David Oakes Godwin from Vikings Valhalla podcasts about Trees and nature

GENERAL INTERVIEW

David Oakes talks podcasts, puns and using personality to push positive green messaging

The ‘celebrity podcast’ has had one of the most meteoric rises of any podcast genre. From Louis Theroux to Katie Price, seemingly everyone is bringing their personality to the medium. One of the great things about this is that it can raise a profile for both podcasting and the subject the celeb is podcasting about. But one of the bad things is when a lack of authenticity seeps through some such shows, particularly when commissioned by big production companies.

So when I recently discovered that David Oakes – an actor best know as Godwin from the Netflix series Vikings: Vallhala – has a podcast in my favourite genre, that’s been running for several years, is independently produced, and has a penchant for puns, it was refreshing.

Trees A Crowd celebrates nature and the stories of those who care deeply for it, and David’s own passion for environmentalism is apparent. As well as talk-and-walk conversations that place us outside with artists, scientists, creatives and environmentalists, his narrations and miniseries are a great use of his actor-skills. Plus the music (by folk musician Bella Hardy) is a fun little nod to trees he is so connected to.

I of course reached to David to ask him more about the show…

Tell us about Trees A Crowd – how did the podcast come about?

Back in 2018 there weren’t many Nature podcasts – it was well before the glorious bloom of ‘naturalists with microphones’ that emerged during the pandemic – and I wanted to listen to one. The BBC had a few natural history shows, but they were mostly short interviews or sound bites – people saying “one point five degrees” over and over again, and I felt the most important climate and nature messages were getting lost through repetition and the false comfort that ultimately breeds in unhearing ears.

The cult of personality was in it’s heyday too – Global Politics rife with egos placing the climate far down the list of priorities – and I wondered whether you could use personality to push a variety of positive green messaging instead.

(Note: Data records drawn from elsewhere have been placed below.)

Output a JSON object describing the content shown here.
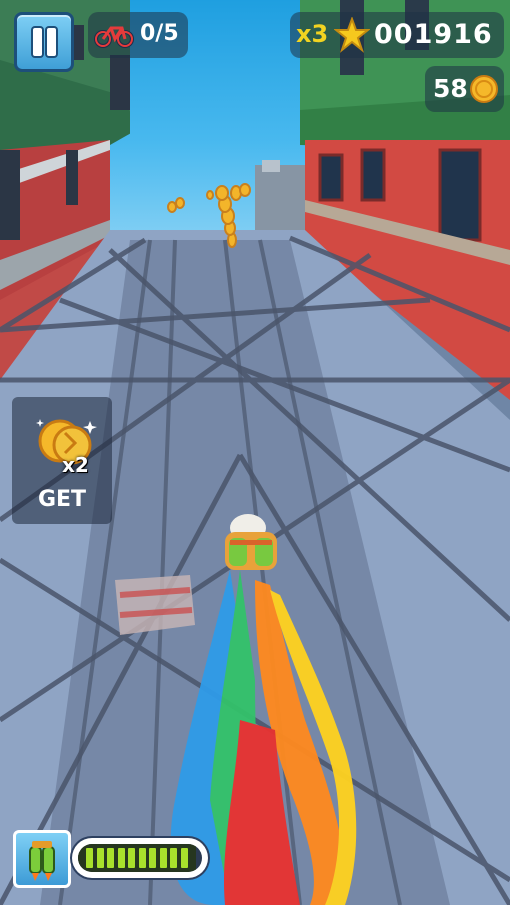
{
  "hud": {
    "mission_progress": "0/5",
    "score_multiplier": "x3",
    "score": "001916",
    "coins": "58",
    "powerup_label": "GET",
    "powerup_badge": "x2",
    "jetpack_meter_fraction": 0.95,
    "jetpack_segments": 10
  },
  "icons": {
    "pause": "pause-icon",
    "mission": "bicycle-icon",
    "score": "star-icon",
    "coin": "coin-icon",
    "powerup": "double-coins-icon",
    "jetpack": "jetpack-icon"
  },
  "colors": {
    "multiplier": "#f2d321",
    "meter_fill": "#a8e02c",
    "sky": "#1f9fe0",
    "roof_left": "#3c8a5a",
    "wall_right": "#d24a43"
  }
}
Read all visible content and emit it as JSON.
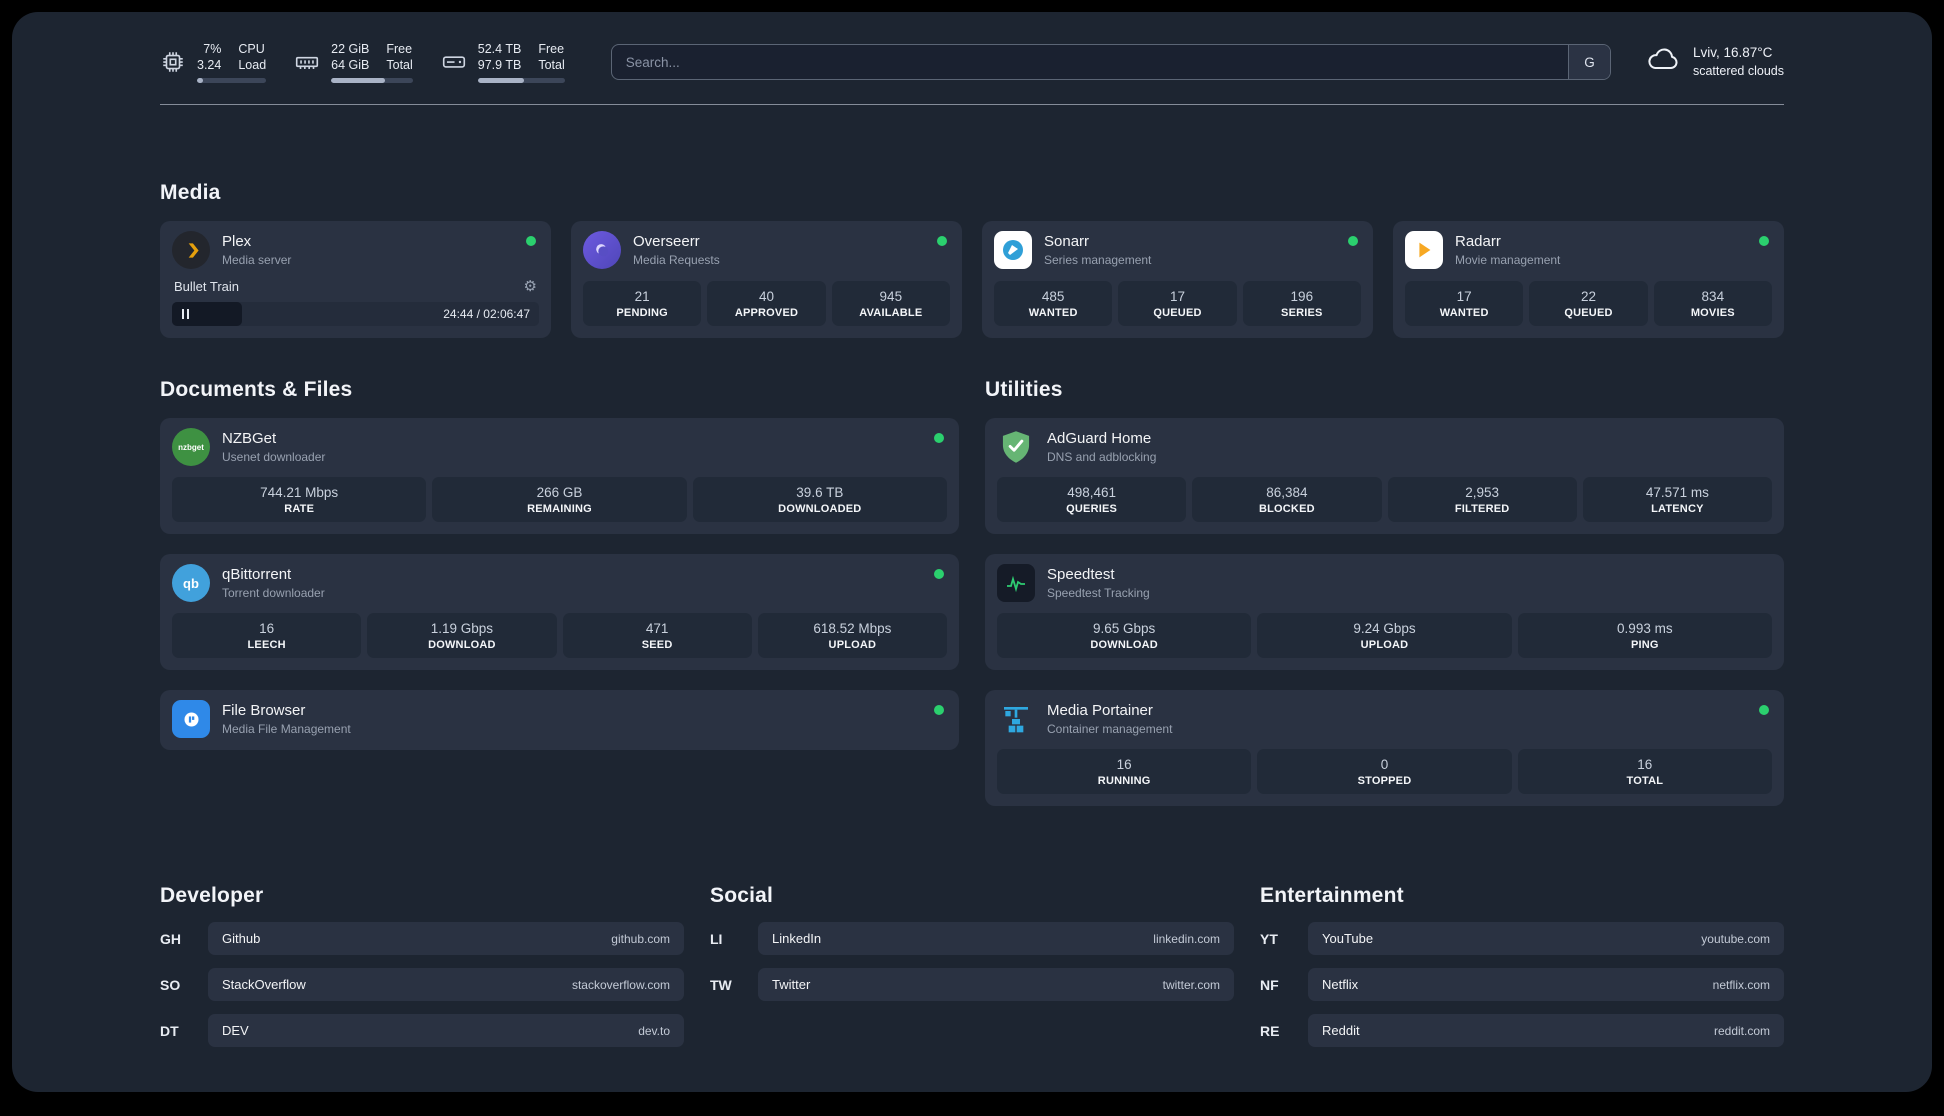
{
  "colors": {
    "background": "#1d2531",
    "card": "#2a3242",
    "stat_box": "#212a38",
    "status_green": "#2bd06e",
    "plex_amber": "#e5a00d",
    "adguard_green": "#66b574",
    "portainer_blue": "#2ea8e0"
  },
  "header": {
    "cpu": {
      "value1": "7%",
      "value2": "3.24",
      "label1": "CPU",
      "label2": "Load"
    },
    "memory": {
      "value1": "22 GiB",
      "value2": "64 GiB",
      "label1": "Free",
      "label2": "Total"
    },
    "disk": {
      "value1": "52.4 TB",
      "value2": "97.9 TB",
      "label1": "Free",
      "label2": "Total"
    },
    "search": {
      "placeholder": "Search...",
      "button": "G"
    },
    "weather": {
      "location": "Lviv, 16.87°C",
      "condition": "scattered clouds"
    }
  },
  "sections": {
    "media": {
      "title": "Media",
      "apps": [
        {
          "name": "Plex",
          "subtitle": "Media server",
          "player": {
            "track": "Bullet Train",
            "time": "24:44 / 02:06:47"
          }
        },
        {
          "name": "Overseerr",
          "subtitle": "Media Requests",
          "stats": [
            {
              "value": "21",
              "label": "PENDING"
            },
            {
              "value": "40",
              "label": "APPROVED"
            },
            {
              "value": "945",
              "label": "AVAILABLE"
            }
          ]
        },
        {
          "name": "Sonarr",
          "subtitle": "Series management",
          "stats": [
            {
              "value": "485",
              "label": "WANTED"
            },
            {
              "value": "17",
              "label": "QUEUED"
            },
            {
              "value": "196",
              "label": "SERIES"
            }
          ]
        },
        {
          "name": "Radarr",
          "subtitle": "Movie management",
          "stats": [
            {
              "value": "17",
              "label": "WANTED"
            },
            {
              "value": "22",
              "label": "QUEUED"
            },
            {
              "value": "834",
              "label": "MOVIES"
            }
          ]
        }
      ]
    },
    "documents": {
      "title": "Documents & Files",
      "apps": [
        {
          "name": "NZBGet",
          "subtitle": "Usenet downloader",
          "stats": [
            {
              "value": "744.21 Mbps",
              "label": "RATE"
            },
            {
              "value": "266 GB",
              "label": "REMAINING"
            },
            {
              "value": "39.6 TB",
              "label": "DOWNLOADED"
            }
          ]
        },
        {
          "name": "qBittorrent",
          "subtitle": "Torrent downloader",
          "stats": [
            {
              "value": "16",
              "label": "LEECH"
            },
            {
              "value": "1.19 Gbps",
              "label": "DOWNLOAD"
            },
            {
              "value": "471",
              "label": "SEED"
            },
            {
              "value": "618.52 Mbps",
              "label": "UPLOAD"
            }
          ]
        },
        {
          "name": "File Browser",
          "subtitle": "Media File Management"
        }
      ]
    },
    "utilities": {
      "title": "Utilities",
      "apps": [
        {
          "name": "AdGuard Home",
          "subtitle": "DNS and adblocking",
          "stats": [
            {
              "value": "498,461",
              "label": "QUERIES"
            },
            {
              "value": "86,384",
              "label": "BLOCKED"
            },
            {
              "value": "2,953",
              "label": "FILTERED"
            },
            {
              "value": "47.571 ms",
              "label": "LATENCY"
            }
          ]
        },
        {
          "name": "Speedtest",
          "subtitle": "Speedtest Tracking",
          "stats": [
            {
              "value": "9.65 Gbps",
              "label": "DOWNLOAD"
            },
            {
              "value": "9.24 Gbps",
              "label": "UPLOAD"
            },
            {
              "value": "0.993 ms",
              "label": "PING"
            }
          ]
        },
        {
          "name": "Media Portainer",
          "subtitle": "Container management",
          "stats": [
            {
              "value": "16",
              "label": "RUNNING"
            },
            {
              "value": "0",
              "label": "STOPPED"
            },
            {
              "value": "16",
              "label": "TOTAL"
            }
          ]
        }
      ]
    }
  },
  "bookmarks": [
    {
      "title": "Developer",
      "items": [
        {
          "abbr": "GH",
          "name": "Github",
          "domain": "github.com"
        },
        {
          "abbr": "SO",
          "name": "StackOverflow",
          "domain": "stackoverflow.com"
        },
        {
          "abbr": "DT",
          "name": "DEV",
          "domain": "dev.to"
        }
      ]
    },
    {
      "title": "Social",
      "items": [
        {
          "abbr": "LI",
          "name": "LinkedIn",
          "domain": "linkedin.com"
        },
        {
          "abbr": "TW",
          "name": "Twitter",
          "domain": "twitter.com"
        }
      ]
    },
    {
      "title": "Entertainment",
      "items": [
        {
          "abbr": "YT",
          "name": "YouTube",
          "domain": "youtube.com"
        },
        {
          "abbr": "NF",
          "name": "Netflix",
          "domain": "netflix.com"
        },
        {
          "abbr": "RE",
          "name": "Reddit",
          "domain": "reddit.com"
        }
      ]
    }
  ]
}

Put those two things together, and you have the germination of the TAC seed.

David with Leigh Morris of Manx Wildlife Trust

David with Leigh Morris of Manx Wildlife Trust

With a name like Oakes, is it safe to say you’ve always had an interest in trees?

My first name is Rowan too; trees everywhere! I grew up in the New Forest, my Great Aunt was a Botanist, her husband the Chief Executive of a Wildlife Trust… I think everyone in our family had little chance but to hold nature closely to their sole in one form or another.

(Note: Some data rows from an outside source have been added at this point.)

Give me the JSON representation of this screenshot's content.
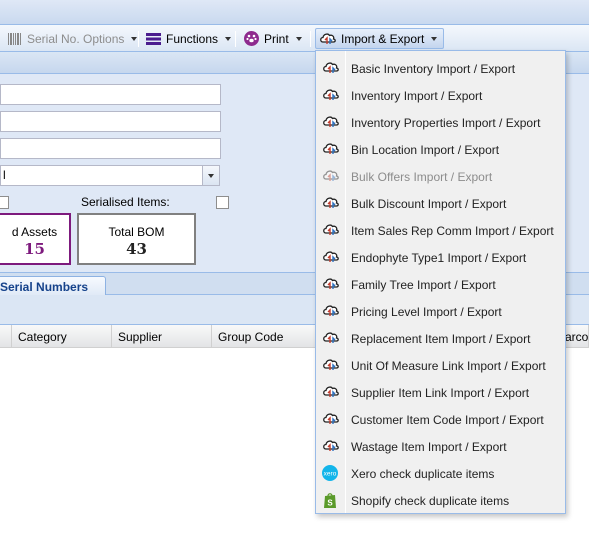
{
  "toolbar": {
    "serial_label": "Serial No. Options",
    "functions_label": "Functions",
    "print_label": "Print",
    "import_export_label": "Import & Export"
  },
  "form": {
    "combo_value": "l",
    "serialised_label": "Serialised Items:"
  },
  "cards": [
    {
      "title": "d Assets",
      "value": "15",
      "color": "#7d1a7d"
    },
    {
      "title": "Total BOM",
      "value": "43",
      "color": "#808080"
    }
  ],
  "tabs": {
    "serial_numbers": "Serial Numbers"
  },
  "grid": {
    "columns": [
      "Category",
      "Supplier",
      "Group Code",
      "arcod"
    ]
  },
  "menu": {
    "items": [
      {
        "label": "Basic Inventory Import / Export",
        "icon": "cloud-sync-icon",
        "disabled": false
      },
      {
        "label": "Inventory Import / Export",
        "icon": "cloud-sync-icon",
        "disabled": false
      },
      {
        "label": "Inventory Properties Import / Export",
        "icon": "cloud-sync-icon",
        "disabled": false
      },
      {
        "label": "Bin Location Import / Export",
        "icon": "cloud-sync-icon",
        "disabled": false
      },
      {
        "label": "Bulk Offers Import / Export",
        "icon": "cloud-sync-icon",
        "disabled": true
      },
      {
        "label": "Bulk Discount Import / Export",
        "icon": "cloud-sync-icon",
        "disabled": false
      },
      {
        "label": "Item Sales Rep Comm Import / Export",
        "icon": "cloud-sync-icon",
        "disabled": false
      },
      {
        "label": "Endophyte Type1 Import / Export",
        "icon": "cloud-sync-icon",
        "disabled": false
      },
      {
        "label": "Family Tree Import / Export",
        "icon": "cloud-sync-icon",
        "disabled": false
      },
      {
        "label": "Pricing Level Import / Export",
        "icon": "cloud-sync-icon",
        "disabled": false
      },
      {
        "label": "Replacement Item Import / Export",
        "icon": "cloud-sync-icon",
        "disabled": false
      },
      {
        "label": "Unit Of Measure Link Import / Export",
        "icon": "cloud-sync-icon",
        "disabled": false
      },
      {
        "label": "Supplier Item Link Import / Export",
        "icon": "cloud-sync-icon",
        "disabled": false
      },
      {
        "label": "Customer Item Code Import / Export",
        "icon": "cloud-sync-icon",
        "disabled": false
      },
      {
        "label": "Wastage Item Import / Export",
        "icon": "cloud-sync-icon",
        "disabled": false
      },
      {
        "label": "Xero check duplicate items",
        "icon": "xero-icon",
        "disabled": false
      },
      {
        "label": "Shopify check duplicate items",
        "icon": "shopify-icon",
        "disabled": false
      }
    ]
  },
  "colors": {
    "panel_bg": "#dfe8f6",
    "accent_border": "#99bbe8",
    "functions_icon": "#4b1d8f",
    "print_icon": "#8e2a8e",
    "xero_blue": "#13b5ea",
    "shopify_green": "#5a9a2a"
  }
}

Personally, I envy the alternate timeline where my a-levels took me towards a degree in Biology or Zoology, rather than English literature and Drama. But, as it turns out however, I seem to be able to maintain a foot in both camps – a career on stage and screen, whilst also serving as an Ambassador for both the Woodland Trust and the Wildlife Trusts.

Why podcasting? What is it about the medium that appeals to you?

People talk candidly; especially in long form interviews recorded in the wild. The microphone gets lost in the leaf litter and tongues loosen. Suddenly it’s not an interview, it’s a conversation. Wherever my day job takes me, my microphones travel with. And the opportunities the show has opened up have been genuinely life changing. Whilst the reels have spun I’ve walked the New Forest with Chris Packham, downed home brewed scrumpy with George Monbiot, bathed in the dawn chorus of Kielder Forest with David Attenborough’s preferred Sound Recordist, Chris Watson. In the name of the podcast, I’ve dived the Atolls of the Maldives with the Manta Trust and the Olive Ridley Project, been given a personal tour around the grounds of Hampton Court with the Head Gardener of Historic Royal Palaces, and sat on the banks of a river whilst two, then four, then six Hippos walked worryingly closer and closer to hear what our conversation was all about!

David with Nicole Pelletier of Manta Trust

David with Nicole Pelletier of Manta Trust

You seem to have a lot of fun, does this podcast let you be creative in a different way?

My greatest pleasure to date was creating the third season of the show – one with an episode devoted to each of our nation’s native 56(ish) tree species. As with the interviews, my goal was to illuminate the secrets of arboreal botany and the mysteries of the palaeo-pollen record in such a way that the layman would get excited by things such as leaf pigments and the calyx of a crab-apple. “56(ish) Trees” was a f**kload of work (you have to be insane to produce a weekly podcast), but I think the end result is quite something. I had to call in oodles of favours – each species had original artwork, there was a Cherry Tree related folk song performed specially by the award-winning folk singer Martin Simpson, poetry readings by Sam West, Natalie Dormer, Katie McGrath, Francois Arnaud, friends from casts past and present – pretty much the entire ensemble of “Vikings: Valhalla” appear at some point or another pretending to be Thor or some other aspect of ancient human mythology… and the series culminates with an original composition by the Novello-winning Leisure Society. It was a true labour of love for many many people.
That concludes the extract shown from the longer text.